IBM Research - Almaden advanced organic materials scientist Dr James Hedrick noted drawing from the experience in materials innovation for electronics technology, the company now applying these techniques to the quest for improved health.
"This hydrogel can help deliver drugs over an extended period of time without causing a significant immune response, effectively sending its contents directly to the tumor without harming healthy surrounding cells," Dr Hedrick added.
In animal studies done by Singapore's IBN, testing demonstrated improved results when the antibody was paired and delivered with the hydrogel, even at low concentration, than on its own.
Tumor Size: Over the course of 28 days, the tumor shrank 77% when paired with the hydrogel via subcutaneous injection at the tumor site as opposed to 0% without it by intravenous injection.
Treatment Frequency: When paired with the hydrogel and injected subcutaneously at a site far away from the tumor, the treatment frequency was reduced from 4 to 1 while maintaining a similar therapeutic effect. This is when compared to just the antibody solution formulation injected intravenously.
Weight: The ability to target and deliver the drug directly at the tumor site allowed for only the infected cells to be eradicated, leaving healthy cells alone. This resulted in stable to moderate weight gain during the study instead of massive weight loss traditionally associated with cancer drug treatments.
Non-Toxic: Since the hydrogel is non-toxic, it demonstrated high biocompatibility as evidenced by no cellular inflammation with minimal immune system response while degrading naturally and passing through the body within 6 weeks.

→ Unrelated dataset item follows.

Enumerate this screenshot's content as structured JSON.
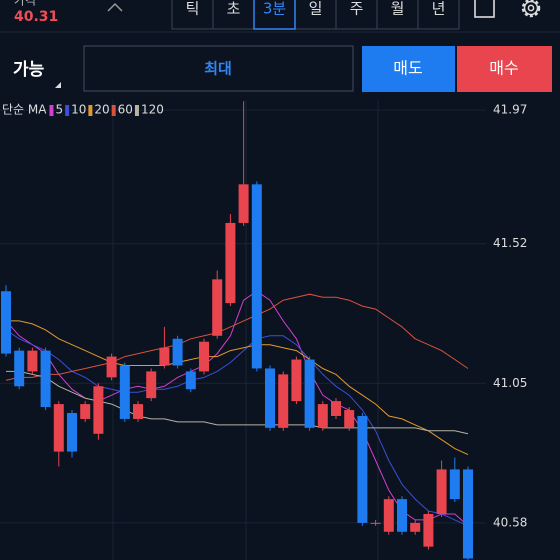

The IBM nanomedicine polymer program - which started in IBM's Research labs four years ago with the mission to improve human health - stems from decades of materials development traditionally used for semiconductor technologies.
This advance will expand the scope of IBM and the IBN's collaborative program, allowing scientists to simultaneously pursue multiple methods for creating materials to improve medicine and drug discovery.
An industry and institute collaboration of this scale brings together the minds and resources of several leading scientific institutions to address the complex challenges in making practical nanomedicine solutions a reality.